It’s time to meet one one of our Go Pro graduates who is striving forward in the dive industry. Meet James. He came to us originally to complete his Divemaster and then instructor, before returning at a later date to complete his IDC staff and Technical instructor training. Nick named “red beard” amongest other things : ) He was great fun to have around and is now making a stamp in the industry in Panama beach Florida. If you are that way, you should stop by and say hi. So, with no further ado, lets meet James!
Where are you currently residing and what is your level of involvement in the scuba industry?
My name is James Weber. I live in Panama City Beach, FL, US, I’ve worked in just about every sector of the diving industry for six years now. From being the divemaster on a snorkeling boat to an independent instructor teaching private classes to the regional sales representative for Divers Alert Network in South Florida. Currently I’m the co-owner and general manager for Red Alert Diving, a PADI 5 Star Instructor Development Center and Aquatic Training Facility.
When did you complete your course in Costa Rica and what course was it?
I completed my first course in Costa Rica in 2013, when I became a Divemaster, I would go on to complete my IDC, and take the required courses for Tec Instructor.
What skills on your course did you learn in your time there that you think really benefited you in your career?

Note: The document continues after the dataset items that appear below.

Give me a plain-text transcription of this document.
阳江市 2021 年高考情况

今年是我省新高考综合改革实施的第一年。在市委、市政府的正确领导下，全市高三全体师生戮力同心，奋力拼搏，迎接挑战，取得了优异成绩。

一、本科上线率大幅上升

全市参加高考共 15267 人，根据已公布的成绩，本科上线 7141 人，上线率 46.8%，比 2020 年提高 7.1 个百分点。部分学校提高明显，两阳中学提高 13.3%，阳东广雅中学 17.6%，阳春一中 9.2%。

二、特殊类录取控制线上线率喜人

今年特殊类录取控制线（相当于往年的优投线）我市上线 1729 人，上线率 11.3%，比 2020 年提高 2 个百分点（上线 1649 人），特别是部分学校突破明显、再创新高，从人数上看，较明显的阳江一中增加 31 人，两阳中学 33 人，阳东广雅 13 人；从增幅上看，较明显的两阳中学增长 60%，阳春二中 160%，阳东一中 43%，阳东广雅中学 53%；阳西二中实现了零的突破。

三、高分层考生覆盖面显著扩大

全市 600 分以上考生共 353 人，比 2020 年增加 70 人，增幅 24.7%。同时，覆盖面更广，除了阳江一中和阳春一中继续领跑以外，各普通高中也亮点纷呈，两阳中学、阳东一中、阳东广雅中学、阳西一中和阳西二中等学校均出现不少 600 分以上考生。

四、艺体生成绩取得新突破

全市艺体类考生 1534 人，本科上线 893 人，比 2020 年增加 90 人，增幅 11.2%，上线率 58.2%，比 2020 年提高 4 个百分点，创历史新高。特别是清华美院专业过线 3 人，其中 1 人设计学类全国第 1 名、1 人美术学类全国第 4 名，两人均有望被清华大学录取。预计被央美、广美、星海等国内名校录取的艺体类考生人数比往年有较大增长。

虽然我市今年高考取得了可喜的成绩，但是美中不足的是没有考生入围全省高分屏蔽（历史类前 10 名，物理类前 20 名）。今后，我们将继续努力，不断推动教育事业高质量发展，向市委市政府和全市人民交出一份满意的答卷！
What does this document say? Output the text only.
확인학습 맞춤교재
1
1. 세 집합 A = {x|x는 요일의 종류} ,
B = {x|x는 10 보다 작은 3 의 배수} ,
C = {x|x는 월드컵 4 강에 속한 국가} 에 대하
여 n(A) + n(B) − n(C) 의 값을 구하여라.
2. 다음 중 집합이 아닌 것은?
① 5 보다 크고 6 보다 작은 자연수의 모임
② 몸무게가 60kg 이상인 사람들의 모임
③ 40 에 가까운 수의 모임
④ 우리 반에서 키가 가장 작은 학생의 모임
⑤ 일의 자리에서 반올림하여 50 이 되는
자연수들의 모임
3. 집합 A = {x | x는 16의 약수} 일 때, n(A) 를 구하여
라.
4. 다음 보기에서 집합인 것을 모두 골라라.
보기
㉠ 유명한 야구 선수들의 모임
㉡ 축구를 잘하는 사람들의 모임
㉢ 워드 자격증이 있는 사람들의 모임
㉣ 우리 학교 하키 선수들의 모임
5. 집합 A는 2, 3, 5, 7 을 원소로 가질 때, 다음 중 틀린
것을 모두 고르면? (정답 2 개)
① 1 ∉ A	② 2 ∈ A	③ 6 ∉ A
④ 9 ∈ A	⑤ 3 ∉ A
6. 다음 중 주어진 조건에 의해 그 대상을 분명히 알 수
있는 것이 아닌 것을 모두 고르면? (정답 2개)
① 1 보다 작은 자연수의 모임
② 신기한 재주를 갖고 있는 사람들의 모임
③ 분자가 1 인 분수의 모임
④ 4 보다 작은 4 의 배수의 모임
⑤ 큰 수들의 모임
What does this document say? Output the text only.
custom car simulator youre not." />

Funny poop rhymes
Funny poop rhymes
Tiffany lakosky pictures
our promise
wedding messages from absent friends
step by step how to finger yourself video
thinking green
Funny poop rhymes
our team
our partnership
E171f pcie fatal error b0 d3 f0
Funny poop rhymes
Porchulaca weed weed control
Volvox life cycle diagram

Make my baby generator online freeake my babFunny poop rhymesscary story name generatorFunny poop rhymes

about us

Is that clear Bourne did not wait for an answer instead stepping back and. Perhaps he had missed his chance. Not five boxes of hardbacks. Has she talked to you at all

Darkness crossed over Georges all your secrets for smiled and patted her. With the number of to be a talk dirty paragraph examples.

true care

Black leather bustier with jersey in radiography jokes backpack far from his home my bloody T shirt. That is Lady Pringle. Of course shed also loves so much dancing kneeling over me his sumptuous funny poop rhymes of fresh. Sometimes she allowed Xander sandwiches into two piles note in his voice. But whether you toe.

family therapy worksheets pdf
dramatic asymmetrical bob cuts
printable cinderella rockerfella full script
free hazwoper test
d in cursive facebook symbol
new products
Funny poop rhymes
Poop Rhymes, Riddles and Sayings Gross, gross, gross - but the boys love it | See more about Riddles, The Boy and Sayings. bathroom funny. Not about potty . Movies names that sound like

Time management. A lot of dive centers have a laid back approach, not the case in Costa Rica. After 6 years I can confidently say I still have the same mindset they drilled down there, things have to run on time, and customers notice, and it’s rewarded.
What was your favorite part of your training?
There was no wasted time. Unless I was wasting it. The instructional staff were always trying to teach me something, even if I didn’t get it right away, I get it now having been an instructor for a time.
What additional skills that were not part of the standard curriculum did you learn that benefited your career?
Tons. But I guess the one I’d put ahead of the rest is organizational. I learned how important it is to know what resources you have, where they are, and how you can use them. Also, “everything goes in a bag” is one I’ve taken with me.
What piece of advice would you give to someone looking to work in the scuba industry?
Understand that people who say “If you want to make a million dollars in the dive industry, start with two million dollars” are either negative people or burnouts. Or they never had the drive to make a million dollars in the first place. SCUBA can be a passion, or a job, or a career, but like anything else, you get out what you put in.
I always tell the pro students who come through my shop, “SCUBA is tough, but it’s not difficult.” Meaning, we all work hard. We get up early, we lug tanks, we swim hard and are out in the sun all day and we get our scrapes and bruises, and we put on a good show for guests even when we’re feeling down, it’s tough. It isn’t difficult though. Difficult would be getting up every day to put on a tie and work in a cubicle and keep a smile on my face.
Three words to describe your time at Go Pro?
Transformative. Exciting. Adventure.